In a recent decision[1], a Division Bench of the Calcutta High Court has held that the adjudicating officer should consider the assessee’s explanation or defence before passing the adjudicating order that imposes penalty under Section 129, CGST Act, 2019. If an adjudicating order is passed in complete ignorance of such explanation, then it would amount to violation of principles of natural justice and the order is liable to be set aside.   

Facts 

The assessee was transporting electrical switches manufactured as per the requirements of the Government of Arunachal Pradesh. The assessee generated e-way bill for the vehicle on which the electrical switches were originally transported. However, the vehicle in question developed a mechanical failure and the goods were shifted to another vehicle. The latter vehicle was detained, and the proper officer levied a penalty on the assessee for violation of Section 129 since the e-way bill in question specified the former vehicle while the goods were found in the latter vehicle bearing a different registration number. The assessee contended before the Calcutta High Court that the breakdown of the vehicle was unanticipated and there was sufficient cause for non-compliance with the statutory provisions. The assessee further argued that the e-way bill issued with the registration number of the first vehicle was valid when the second vehicle was intercepted. And that there was no intention to evade tax.  

The Revenue Department, on the other hand, contended that under Section 129, it is not required to determine the existence of mens rea. And correctly so. The Revenue Department further argued that any of the three parties: consignor, consignee or the transporter should have re-validated the e-way bill after the first vehicle broke down. And in the absence of revalidation of e-way bill after change in vehicle, the imposition of penalty under Section 129 was justifiable.  

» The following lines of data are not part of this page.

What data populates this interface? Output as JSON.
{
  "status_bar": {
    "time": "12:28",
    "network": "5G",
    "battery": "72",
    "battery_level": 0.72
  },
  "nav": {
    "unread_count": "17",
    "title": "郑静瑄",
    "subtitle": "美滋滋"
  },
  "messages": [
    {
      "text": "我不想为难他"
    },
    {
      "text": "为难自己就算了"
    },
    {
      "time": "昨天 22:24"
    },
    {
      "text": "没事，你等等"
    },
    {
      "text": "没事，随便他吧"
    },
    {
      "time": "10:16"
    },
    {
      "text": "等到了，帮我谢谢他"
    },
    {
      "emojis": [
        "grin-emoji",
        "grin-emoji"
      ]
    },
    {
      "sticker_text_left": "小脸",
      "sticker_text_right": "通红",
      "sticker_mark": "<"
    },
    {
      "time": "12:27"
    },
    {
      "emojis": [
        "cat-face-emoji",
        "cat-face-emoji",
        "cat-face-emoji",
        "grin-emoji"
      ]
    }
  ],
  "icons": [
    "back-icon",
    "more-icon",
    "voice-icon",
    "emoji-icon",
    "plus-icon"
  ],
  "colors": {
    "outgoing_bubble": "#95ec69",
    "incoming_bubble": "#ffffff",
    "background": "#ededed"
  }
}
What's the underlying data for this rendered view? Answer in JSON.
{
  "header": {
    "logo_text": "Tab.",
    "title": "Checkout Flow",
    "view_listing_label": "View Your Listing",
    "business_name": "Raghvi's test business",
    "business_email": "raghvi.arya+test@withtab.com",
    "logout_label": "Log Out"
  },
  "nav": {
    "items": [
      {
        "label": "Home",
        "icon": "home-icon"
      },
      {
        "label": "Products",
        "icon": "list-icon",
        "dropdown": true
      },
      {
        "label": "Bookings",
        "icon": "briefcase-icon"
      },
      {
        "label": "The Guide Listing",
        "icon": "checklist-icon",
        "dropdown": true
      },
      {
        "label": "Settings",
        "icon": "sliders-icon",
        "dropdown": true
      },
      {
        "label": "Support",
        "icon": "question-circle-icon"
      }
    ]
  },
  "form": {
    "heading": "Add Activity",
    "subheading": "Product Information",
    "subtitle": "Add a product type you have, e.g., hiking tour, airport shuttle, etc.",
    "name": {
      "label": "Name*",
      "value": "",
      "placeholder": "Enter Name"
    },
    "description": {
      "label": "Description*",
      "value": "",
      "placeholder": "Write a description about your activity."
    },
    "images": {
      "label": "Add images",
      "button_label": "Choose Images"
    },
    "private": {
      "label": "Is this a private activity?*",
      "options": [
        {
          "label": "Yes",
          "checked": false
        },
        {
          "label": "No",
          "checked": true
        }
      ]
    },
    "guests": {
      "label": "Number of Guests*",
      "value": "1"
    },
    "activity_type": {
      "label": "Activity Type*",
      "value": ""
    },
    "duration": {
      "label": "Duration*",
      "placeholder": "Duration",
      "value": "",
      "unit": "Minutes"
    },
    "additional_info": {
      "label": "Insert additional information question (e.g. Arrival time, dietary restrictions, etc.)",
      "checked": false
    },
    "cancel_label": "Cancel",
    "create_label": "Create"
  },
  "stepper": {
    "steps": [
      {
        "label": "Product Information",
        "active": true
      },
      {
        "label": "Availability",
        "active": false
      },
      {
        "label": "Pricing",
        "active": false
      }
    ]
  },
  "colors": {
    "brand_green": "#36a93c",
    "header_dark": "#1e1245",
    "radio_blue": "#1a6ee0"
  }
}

Calcutta High Court Decides 

The Calcutta High Court focused on one factual aspect: it noted that the assessee was issued a notice under Section 129, CGST Act, 2017 and the assessee had responded to the said notice. However, the adjudicating authority did not allude to the response of the assessee, did not apply its mind, and proceeded to mechanically levy a penalty on the assessee. The High Court observed that Section 129(3) prescribed the requirement of issuance of notice while Section 129(4) mandated that an adjudication order cannot be passed without providing the assessee an opportunity of being heard. However, the High Court stressed that complying with principles of natural justice cannot be an empty formality and that the adjudicating officer needs to evaluate the defence and its merits offered by the assessee. 

The Calcutta High Court observed that: 

However, absence of requirement to establish mens rea by the department cannot be equated with an automatic imposition of penalty under the scheme of Section 129 of the Act of 2017 in view of the provisions of Section 129 (3) and (4) thereof. A delinquent alleged to have violated a tax regime inviting imposition of penalty, nonetheless may have potential defences which would require consideration by the Adjudicating Authority. (para 37)

Accordingly, the Calcutta High Court set aside the impugned order imposing a penalty under Section 129, CGST Act, 2017 on the ground that it violated the principles of natural justice since it did not speak on the defence offered by the assessee.

Conclusion 

The Calcutta High Court’s decision in the impugned case is a welcome development since it clarifies, in no uncertain terms, the obligation on the officers is to comply with principles of natural justice in a substantive manner and not merely as a formality. The defence or explanation offered by the assessee in response to issuance of notice needs to be engaged with in a more substantive manner and the adjudicating order under Section 129 needs to reflect that the explanation was considered. The imposition of penalties under Section 129 should not be automatic. Further, it is important to bear in mind that the order can still result in imposition of penalty, the High Court has only mandated that the explanation be considered and the penalty not be levied in a mechanical or a pre-determined manner.    


[1] Asian Switchgear Private Limited v State Tax Officer, Bureau of Investigation, North Bengal TS-668-HCCAL-2023-GST.